If you have enough data, you should be able to avoid tolerance to orientation. If you don't have enough data, then you could create more training rows with some samples rotated, so you would have a more representative training set.
As for the prediction what you could do is given an image, cut it using a grid where each cell has the same dimension that the ones you used on your training set. Then you pass each of this image to the classifier and mark those squares where the classifier gave you a positive output. If you really need circles then take the center of the given square and the radius would be the half of the square side size (sorry for stating the obvious).
So after you do this you might have problems with sizes (some mosquitos might appear closer to the camera than others) , since we are not trained the algorithm to be tolerant to scale. Moreover, even with all mosquitos in the same scale, we still might miss some of them just because they didn't fit in our grid perfectly. To address this, we will need to repeat this procedure (grid cut and predict) rescaling the given image to different sizes. How many sizes? well here you would have to determine that through experimentation.
This approach is sensitive to the size of the "window" that you are using, that is also something I would recommend you to experiment with.
There are some research may be useful:
A Multistep Approach for Shape Similarity Search in Image Databases
Representation and Detection of Shapes in Images
From the pictures you provided this seems to be an extremely hard image recognition problem, and I doubt you will get anywhere near acceptable recognition rates.

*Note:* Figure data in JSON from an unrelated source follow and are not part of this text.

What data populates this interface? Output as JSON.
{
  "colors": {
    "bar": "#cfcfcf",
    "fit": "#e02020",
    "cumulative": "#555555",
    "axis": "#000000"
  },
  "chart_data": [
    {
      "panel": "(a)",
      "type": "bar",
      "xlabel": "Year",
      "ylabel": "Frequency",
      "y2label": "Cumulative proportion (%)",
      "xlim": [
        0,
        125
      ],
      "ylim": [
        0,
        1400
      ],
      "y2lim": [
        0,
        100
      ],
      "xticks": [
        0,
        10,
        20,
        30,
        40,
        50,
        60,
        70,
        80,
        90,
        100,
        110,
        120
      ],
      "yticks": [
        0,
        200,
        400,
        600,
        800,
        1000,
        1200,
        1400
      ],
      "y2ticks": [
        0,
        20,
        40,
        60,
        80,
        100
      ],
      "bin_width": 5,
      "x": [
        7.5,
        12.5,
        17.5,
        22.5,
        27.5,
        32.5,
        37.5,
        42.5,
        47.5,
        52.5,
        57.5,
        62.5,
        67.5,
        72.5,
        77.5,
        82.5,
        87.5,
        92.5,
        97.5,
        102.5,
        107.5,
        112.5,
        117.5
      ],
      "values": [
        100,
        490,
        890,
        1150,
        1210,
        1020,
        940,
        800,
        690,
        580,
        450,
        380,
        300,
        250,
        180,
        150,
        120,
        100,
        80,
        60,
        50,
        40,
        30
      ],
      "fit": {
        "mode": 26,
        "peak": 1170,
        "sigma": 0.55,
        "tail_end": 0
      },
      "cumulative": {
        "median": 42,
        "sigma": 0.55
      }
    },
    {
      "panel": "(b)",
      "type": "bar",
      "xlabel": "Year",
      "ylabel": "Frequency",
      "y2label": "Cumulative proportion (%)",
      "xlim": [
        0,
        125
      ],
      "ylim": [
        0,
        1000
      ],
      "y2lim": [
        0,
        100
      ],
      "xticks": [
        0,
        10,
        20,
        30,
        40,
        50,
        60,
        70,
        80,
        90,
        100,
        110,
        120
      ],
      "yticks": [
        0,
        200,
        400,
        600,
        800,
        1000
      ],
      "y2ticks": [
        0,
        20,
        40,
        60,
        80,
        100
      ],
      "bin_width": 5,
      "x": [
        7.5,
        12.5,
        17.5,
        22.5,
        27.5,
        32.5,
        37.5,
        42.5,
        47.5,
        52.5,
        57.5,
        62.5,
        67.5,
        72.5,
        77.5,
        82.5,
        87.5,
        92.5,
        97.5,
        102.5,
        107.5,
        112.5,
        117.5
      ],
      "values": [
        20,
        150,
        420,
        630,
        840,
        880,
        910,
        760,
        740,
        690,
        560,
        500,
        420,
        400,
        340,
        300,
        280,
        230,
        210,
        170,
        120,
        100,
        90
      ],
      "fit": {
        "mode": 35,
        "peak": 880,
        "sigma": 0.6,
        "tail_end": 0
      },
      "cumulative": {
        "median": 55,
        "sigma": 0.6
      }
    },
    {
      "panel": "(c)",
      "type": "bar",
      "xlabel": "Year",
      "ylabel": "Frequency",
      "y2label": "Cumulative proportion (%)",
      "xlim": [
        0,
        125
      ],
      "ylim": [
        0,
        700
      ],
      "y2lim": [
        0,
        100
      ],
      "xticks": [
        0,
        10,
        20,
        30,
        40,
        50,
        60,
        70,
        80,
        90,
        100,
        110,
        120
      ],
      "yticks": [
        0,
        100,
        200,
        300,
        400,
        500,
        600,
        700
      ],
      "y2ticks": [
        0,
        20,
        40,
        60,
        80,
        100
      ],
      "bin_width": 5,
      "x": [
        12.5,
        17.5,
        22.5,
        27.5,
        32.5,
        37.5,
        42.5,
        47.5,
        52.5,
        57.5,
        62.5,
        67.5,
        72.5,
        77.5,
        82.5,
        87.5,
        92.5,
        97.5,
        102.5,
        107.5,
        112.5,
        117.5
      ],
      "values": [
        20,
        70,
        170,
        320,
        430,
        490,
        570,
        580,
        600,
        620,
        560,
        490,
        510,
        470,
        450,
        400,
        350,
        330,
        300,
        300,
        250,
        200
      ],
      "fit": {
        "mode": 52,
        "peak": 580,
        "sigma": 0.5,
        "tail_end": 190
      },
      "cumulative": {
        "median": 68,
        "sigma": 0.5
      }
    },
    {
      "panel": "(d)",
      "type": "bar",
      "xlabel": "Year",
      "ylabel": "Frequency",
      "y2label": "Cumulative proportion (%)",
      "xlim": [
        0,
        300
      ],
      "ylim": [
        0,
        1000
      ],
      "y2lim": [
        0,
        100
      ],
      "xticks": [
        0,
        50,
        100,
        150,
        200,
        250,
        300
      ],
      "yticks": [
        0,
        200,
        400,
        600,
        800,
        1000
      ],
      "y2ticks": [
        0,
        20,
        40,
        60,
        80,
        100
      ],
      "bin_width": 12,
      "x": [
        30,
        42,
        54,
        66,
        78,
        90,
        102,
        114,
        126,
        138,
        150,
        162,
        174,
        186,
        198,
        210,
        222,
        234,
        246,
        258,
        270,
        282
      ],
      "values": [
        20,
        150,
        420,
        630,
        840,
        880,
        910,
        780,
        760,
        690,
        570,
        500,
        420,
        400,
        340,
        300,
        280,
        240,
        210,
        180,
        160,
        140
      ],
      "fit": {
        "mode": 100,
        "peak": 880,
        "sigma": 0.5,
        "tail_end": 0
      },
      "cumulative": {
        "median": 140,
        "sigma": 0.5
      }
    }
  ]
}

I would recommend a simpler approach:
First, if you have any control over the images, separate the mosquitoes before taking the picture, and use a white unmarked underground, perhaps even something illuminated from below. This will make separating the mosquitoes much easier.
Then threshold the image. For example here i did a quick try taking the red channel, then substracting the blue channel*5, then applying a threshold of 80:
Use morphological dilation and erosion to get rid of the small leg structures.
Identify blobs of the right size to be moquitoes by Connected Component Labeling. If a blob is large enough to be two mosquitoes, cut it out, and apply some more dilation/erosion to it.
Once you have a single blob like this
you can find the direction of the body using Principal Component Analysis. The head should be the part of the body where the cross-section is the thickest.